I'm a convert! If you get an opportunity, try them and you'll see what I mean.
Vintage Tea Cosy Stitch
Some times being shown how to do something makes it so much easier.
This is a help video for the vintage tea cosy stitch. This stitch is used on the Crinoline Lady tea cosy and the Virgin Queen tea cosy.
It's an easy stitch once you get your head around how to make it billow out.
Working From The Inside
If I’m sewing directly on to the main cosy part, lets say I’m sewing on someone’s arms for example, I pin the arms in place whilst the tea cosy is on the teapot. When I’m happy with how it looks, I add a few more pins to secure it in place.

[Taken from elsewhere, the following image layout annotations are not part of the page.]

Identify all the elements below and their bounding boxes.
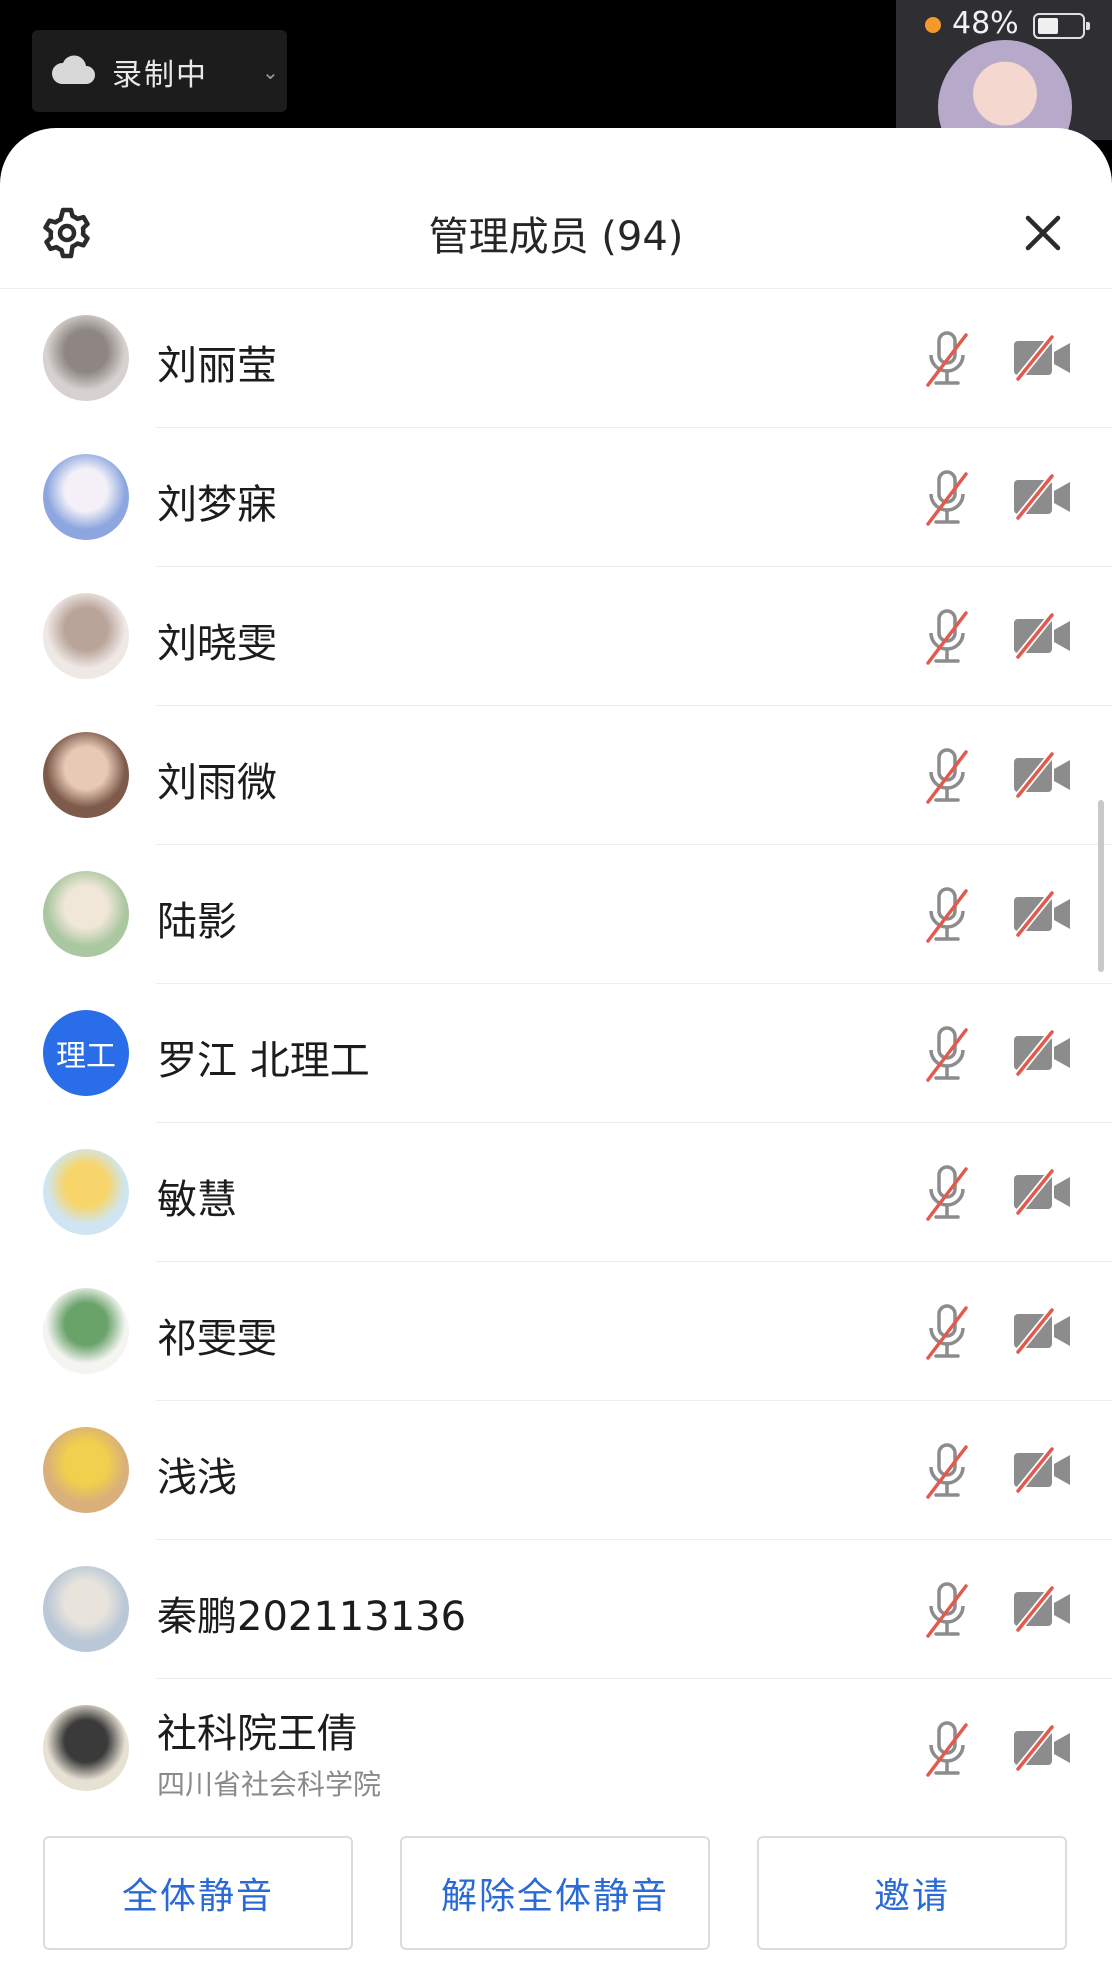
mic-muted-icon[interactable] [922,1163,972,1223]
member-name: 陆影 [157,899,237,945]
member-row[interactable]: 刘雨微 [0,706,1112,845]
member-row[interactable]: 浅浅 [0,1401,1112,1540]
chevron-down-icon: ⌄ [262,60,279,84]
avatar [43,1705,129,1791]
recording-label: 录制中 [112,58,208,93]
unmute-all-button[interactable]: 解除全体静音 [400,1836,710,1950]
avatar [43,1288,129,1374]
member-row[interactable]: 刘丽莹 [0,289,1112,428]
member-row[interactable]: 理工 罗江 北理工 [0,984,1112,1123]
member-name: 罗江 北理工 [157,1038,370,1084]
avatar [43,454,129,540]
video-off-icon[interactable] [1012,1586,1072,1632]
mic-muted-icon[interactable] [922,468,972,528]
avatar [43,732,129,818]
mic-muted-icon[interactable] [922,1441,972,1501]
mic-muted-icon[interactable] [922,1302,972,1362]
member-name: 敏慧 [157,1177,237,1223]
video-off-icon[interactable] [1012,335,1072,381]
member-name: 刘丽莹 [157,343,277,389]
avatar [43,593,129,679]
avatar [43,1427,129,1513]
member-name: 刘梦寐 [157,482,277,528]
mic-muted-icon[interactable] [922,1580,972,1640]
sheet-header: 管理成员 (94) [0,128,1112,289]
mic-muted-icon[interactable] [922,885,972,945]
avatar [43,1566,129,1652]
video-off-icon[interactable] [1012,891,1072,937]
member-row[interactable]: 陆影 [0,845,1112,984]
video-off-icon[interactable] [1012,1725,1072,1771]
member-row[interactable]: 刘晓雯 [0,567,1112,706]
member-row[interactable]: 敏慧 [0,1123,1112,1262]
member-name: 祁雯雯 [157,1316,277,1362]
member-row[interactable]: 刘梦寐 [0,428,1112,567]
close-icon[interactable] [1018,208,1068,258]
member-name: 刘晓雯 [157,621,277,667]
action-bar: 全体静音 解除全体静音 邀请 [0,1808,1112,1978]
mic-muted-icon[interactable] [922,1719,972,1779]
member-name: 浅浅 [157,1455,237,1501]
avatar: 理工 [43,1010,129,1096]
scrollbar[interactable] [1098,800,1104,972]
mute-all-button[interactable]: 全体静音 [43,1836,353,1950]
member-organization: 四川省社会科学院 [157,1768,382,1801]
avatar [43,315,129,401]
battery-percent: 48% [952,6,1019,41]
video-off-icon[interactable] [1012,1447,1072,1493]
avatar [43,1149,129,1235]
mic-muted-icon[interactable] [922,607,972,667]
member-row[interactable]: 社科院王倩四川省社会科学院 [0,1679,1112,1818]
video-off-icon[interactable] [1012,752,1072,798]
member-row[interactable]: 祁雯雯 [0,1262,1112,1401]
mic-muted-icon[interactable] [922,746,972,806]
mic-muted-icon[interactable] [922,329,972,389]
battery-icon [1033,13,1090,39]
member-name: 刘雨微 [157,760,277,806]
member-list[interactable]: 刘丽莹 刘梦寐 刘晓雯 刘雨微 陆影 理工 罗江 北理工 敏慧 祁雯雯 浅浅 秦鹏202113136… [0,289,1112,1929]
mic-muted-icon[interactable] [922,1024,972,1084]
member-name: 秦鹏202113136 [157,1594,467,1640]
video-off-icon[interactable] [1012,1308,1072,1354]
avatar [43,871,129,957]
member-management-sheet: 管理成员 (94) 刘丽莹 刘梦寐 刘晓雯 刘雨微 陆影 理工 罗江 北理工 敏慧 祁雯雯 浅浅秦… [0,128,1112,1978]
panel-title: 管理成员 (94) [428,214,684,260]
recording-indicator[interactable]: 录制中 ⌄ [32,30,287,112]
video-off-icon[interactable] [1012,613,1072,659]
video-off-icon[interactable] [1012,1169,1072,1215]
invite-button[interactable]: 邀请 [757,1836,1067,1950]
member-name: 社科院王倩 [157,1711,357,1757]
cloud-icon [51,55,95,84]
video-off-icon[interactable] [1012,1030,1072,1076]
member-row[interactable]: 秦鹏202113136 [0,1540,1112,1679]
video-off-icon[interactable] [1012,474,1072,520]
camera-in-use-dot [925,17,941,33]
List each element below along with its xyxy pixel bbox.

Then I remove the tea cosy from the teapot and sew the arm to the main cosy from inside the main cosy. It’s great because you can only see the stitches from the inside of the cosy. If you use the same colour yarn as the main cosy itself, you can’t even see the stitches from the cosy inside.
You can’t always use this technique, but sometimes it’s a great trick to use and it gives neat results. It's great for when you want to attach things and you want them to keep their shape and look prominent.
That is when you have finished knitting a project part and you have to cut the yarn from the work, leave a long enough tail to do more than just finish off. Because sometimes you will use that tail to complete a part or sew it onto another part.
For example, when you finish knitting the hair, you might have to sew a part of the hair before you pull it on the head. Then once on the head, you will need to sew the hair into place. If you have only left yourself with a short tail, you may not be able to complete all the sewing.
Another top tip… usually the part you are adding is going to be the colour of yarn you will use to sew it into place. Using the hair as an example again, you would sew the hair to the head in the hair colour and not the head colour.
Don’t Get Bogged Down in Monotony
The trick is to plan ahead. I have a little look through the pattern to see how many of a thing needs making. Three or over, then I know I will find it hard going. So, to stop my knitting becoming a chore, I have a couple of ideas to stop the monotony.
Trick 1 – Don’t knit all of the boring parts in succession. Knit a boring thing, and then knit a fun thing. Keep alternating. You’ll be super surprised that the boring things just seem to multiply as if by magic.
Trick 2 – Put something interesting to watch on the telly and settle down to doing the boring bits in one hit whilst distracting your mind.
Trick 3 – It’s similar to ‘Trick 2’ only you call a friend or have a social zoom meeting whist knitting. Hopefully by the end of the call the boring bits are done.
Trick 4 – This one isn’t always possible. But I like to save long rows of boring knitting that doesn’t require much attention for long car journeys when I’m not driving. It is important to have a driver with this tip.